Я стараюсь помочь, — нашептывал я. Песик не верил мне. Я разжал его челюсти и запустил два пальца ему в глотку. Собачка стала давиться ещё сильнее и изо всей силы царапала меня передними лапами. Когти его, кстати, требовали подрезания. Кончиками пальцев я нащупал кость. Я пошевелил её и почувствовал, что она поддается. Но кость застряла поперек маленькой глотки. Собачка приглушенно завыла и яростно забилась в моих руках. Я отпустил её.
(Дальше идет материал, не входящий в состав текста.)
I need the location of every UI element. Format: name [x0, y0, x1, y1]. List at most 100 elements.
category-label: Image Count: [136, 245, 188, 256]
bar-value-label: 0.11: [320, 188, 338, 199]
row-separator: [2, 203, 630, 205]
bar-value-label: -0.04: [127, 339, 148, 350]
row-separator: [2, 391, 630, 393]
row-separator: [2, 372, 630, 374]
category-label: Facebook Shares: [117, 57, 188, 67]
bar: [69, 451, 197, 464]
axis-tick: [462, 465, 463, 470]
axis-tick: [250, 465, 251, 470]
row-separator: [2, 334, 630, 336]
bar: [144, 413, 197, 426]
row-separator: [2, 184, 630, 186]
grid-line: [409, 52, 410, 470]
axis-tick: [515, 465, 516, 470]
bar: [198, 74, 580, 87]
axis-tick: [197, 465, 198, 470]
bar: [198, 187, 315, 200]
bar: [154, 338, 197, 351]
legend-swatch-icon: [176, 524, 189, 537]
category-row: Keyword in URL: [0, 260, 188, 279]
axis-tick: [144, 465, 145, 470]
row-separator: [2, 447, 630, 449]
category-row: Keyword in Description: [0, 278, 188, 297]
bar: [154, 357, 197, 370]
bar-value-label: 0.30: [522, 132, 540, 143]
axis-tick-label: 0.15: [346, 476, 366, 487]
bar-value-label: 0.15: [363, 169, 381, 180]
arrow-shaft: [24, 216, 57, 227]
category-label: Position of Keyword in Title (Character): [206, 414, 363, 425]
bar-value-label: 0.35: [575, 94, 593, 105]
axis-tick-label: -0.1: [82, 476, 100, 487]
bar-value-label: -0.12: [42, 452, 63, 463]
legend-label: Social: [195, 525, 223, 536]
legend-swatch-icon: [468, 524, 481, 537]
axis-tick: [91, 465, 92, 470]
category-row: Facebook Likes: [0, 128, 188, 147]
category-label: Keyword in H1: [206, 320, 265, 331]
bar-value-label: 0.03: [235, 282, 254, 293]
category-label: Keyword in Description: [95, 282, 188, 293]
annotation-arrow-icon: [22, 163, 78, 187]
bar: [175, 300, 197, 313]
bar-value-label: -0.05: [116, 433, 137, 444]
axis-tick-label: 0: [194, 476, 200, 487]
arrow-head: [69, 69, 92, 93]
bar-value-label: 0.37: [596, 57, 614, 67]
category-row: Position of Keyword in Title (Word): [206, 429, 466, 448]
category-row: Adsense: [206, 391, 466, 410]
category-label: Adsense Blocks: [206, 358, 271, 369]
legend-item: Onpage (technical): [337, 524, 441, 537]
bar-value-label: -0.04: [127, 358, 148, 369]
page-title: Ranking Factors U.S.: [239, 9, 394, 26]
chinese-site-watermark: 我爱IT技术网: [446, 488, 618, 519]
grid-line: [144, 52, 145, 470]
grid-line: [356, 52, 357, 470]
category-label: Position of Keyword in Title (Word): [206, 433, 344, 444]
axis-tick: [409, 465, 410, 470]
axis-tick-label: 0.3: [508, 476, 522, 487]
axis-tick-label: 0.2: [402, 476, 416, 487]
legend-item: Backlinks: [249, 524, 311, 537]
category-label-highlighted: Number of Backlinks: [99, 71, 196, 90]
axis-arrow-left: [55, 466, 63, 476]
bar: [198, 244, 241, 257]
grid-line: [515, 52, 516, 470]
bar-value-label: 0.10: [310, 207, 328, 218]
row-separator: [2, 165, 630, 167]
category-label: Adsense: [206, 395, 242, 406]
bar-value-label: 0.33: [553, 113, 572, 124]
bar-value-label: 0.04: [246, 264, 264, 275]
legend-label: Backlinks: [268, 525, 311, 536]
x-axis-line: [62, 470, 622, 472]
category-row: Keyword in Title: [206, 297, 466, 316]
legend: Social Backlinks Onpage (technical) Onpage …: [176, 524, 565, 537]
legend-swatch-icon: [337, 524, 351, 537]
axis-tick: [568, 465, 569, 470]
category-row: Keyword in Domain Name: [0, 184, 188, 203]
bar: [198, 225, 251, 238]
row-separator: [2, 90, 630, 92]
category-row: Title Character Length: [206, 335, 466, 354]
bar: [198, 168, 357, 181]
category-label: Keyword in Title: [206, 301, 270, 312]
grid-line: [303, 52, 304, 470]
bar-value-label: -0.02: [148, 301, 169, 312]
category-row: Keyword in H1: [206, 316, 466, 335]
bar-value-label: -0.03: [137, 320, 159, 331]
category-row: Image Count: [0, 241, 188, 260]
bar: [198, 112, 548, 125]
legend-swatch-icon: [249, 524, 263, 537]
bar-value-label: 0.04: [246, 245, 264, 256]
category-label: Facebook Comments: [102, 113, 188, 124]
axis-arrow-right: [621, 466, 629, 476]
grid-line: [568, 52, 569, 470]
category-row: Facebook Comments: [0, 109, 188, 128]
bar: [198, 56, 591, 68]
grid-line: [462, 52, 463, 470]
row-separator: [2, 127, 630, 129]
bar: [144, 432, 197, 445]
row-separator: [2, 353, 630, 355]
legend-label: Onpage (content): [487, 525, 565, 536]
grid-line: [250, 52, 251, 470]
— Что ж. Сам он от этой кости не избавится, — заключил я.
Я оставил служанку хныкать и причитать над песиком. По крайней мере, она не хватает и не тискает его. Я достал немного масла из кадки и положил его в свою миску из-под мяса. Теперь мне нужно было что-то вроде крючка, но не слишком большое. Я порылся в ящиках и наконец нашел изогнутый металлический крючок с рукояткой. Возможно, им пользовались, чтобы вынимать горшки из огня.
— Сядь, — приказал я девице.
Она очумело уставилась на меня, но послушно села на скамейку, на которую я ей указал.
— А теперь зажми его между коленями и не отпускай, как бы он ни царапался, ни брыкался и ни визжал. И придерживай его передние лапы, чтобы он не процарапал меня до ребер, пока я буду помогать ему. Поняла?
Горничная глубоко вздохнула, потом сглотнула и кивнула. Слезы ручьями бежали по её лицу. Я поставил собаку к ней на колени и положил руки девицы на спину песика.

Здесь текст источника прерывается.